Ser capaz de ver o todo - “the big picture”;

Saber estabelecer prioridades;

Realizar uma abordagem construtiva aos problemas e à realidade;

Ser gestor de serviços de aprendizagem no seio da escola;

Saber gerir recursos no sentido lato do termo;

Ser promotor dos serviços e dos recursos;

Ser tutor, professor e um avaliador de recursos, com o objectivo de apoiar e

contribuir para as aprendizagens;

Saber gerir e avaliar de acordo com a missão e objectivos da escola;

Saber trabalhar com departamentos e colegas.

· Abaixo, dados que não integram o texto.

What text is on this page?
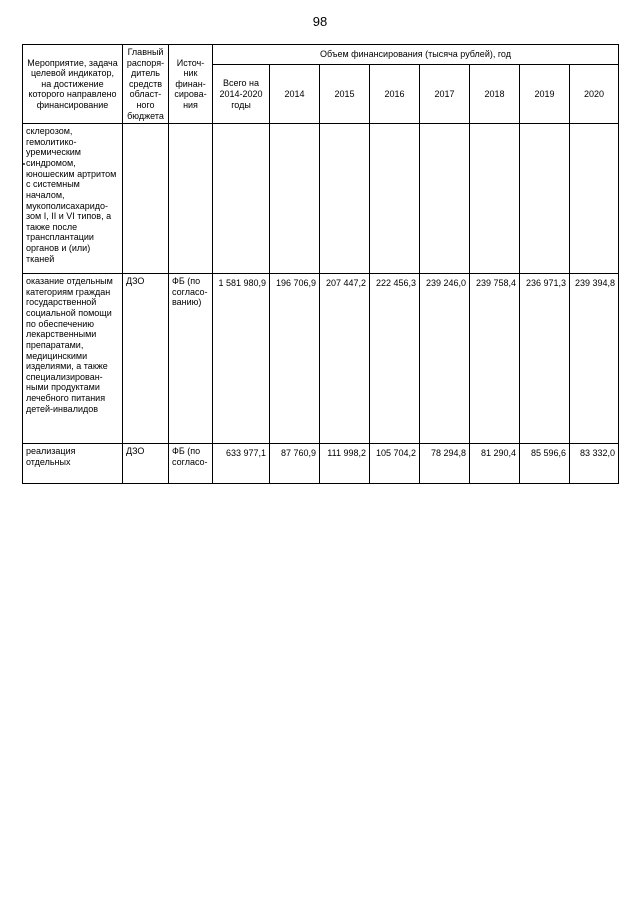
98
Мероприятие, задача целевой индикатор, на достижение которого направлено финансирование	Главный распоря-дитель средств област-ного бюджета	Источ-ник финан-сирова-ния	Объем финансирования (тысяча рублей), год							
			Всего на 2014-2020 годы	2014	2015	2016	2017	2018	2019	2020
склерозом, гемолитико-уремическим синдромом, юношеским артритом с системным началом, мукополисахаридо-зом I, II и VI типов, а также после трансплантации органов и (или) тканей										
оказание отдельным категориям граждан государственной социальной помощи по обеспечению лекарственными препаратами, медицинскими изделиями, а также специализирован-ными продуктами лечебного питания детей-инвалидов	ДЗО	ФБ (по согласо-ванию)	1 581 980,9	196 706,9	207 447,2	222 456,3	239 246,0	239 758,4	236 971,3	239 394,8
реализация отдельных	ДЗО	ФБ (по согласо-	633 977,1	87 760,9	111 998,2	105 704,2	78 294,8	81 290,4	85 596,6	83 332,0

Como se pode constatar são muitas as competências que o professor

bibliotecário deve evidenciar. Todas elas serão, decerto, muito úteis para que o

processo de Auto-Avaliação se faça da melhor forma. Cabe a ele identificar pontos

críticos, estabelecer relações e intercepções e analisar o impacto originado pelas

várias situações. O professor bibliotecário deverá ser ainda um líder, capaz de pensar,

de gerir estrategicamente, de promover uma cultura de avaliação e de divulgação dos

seus resultados.

Conclusão

Enfim, a responsabilidade de implementação do modelo de Auto-Avaliação da

BE por parte do professor bibliotecário é, sem dúvida, grande mas se for partilhada e

abraçada pelos demais elementos da equipa da BE e se este conseguir contar com a

colaboração da comunidade educativa, em geral, o desenvolvimento do processo e os

resultados pretendidos poderão tornar-se uma realidade.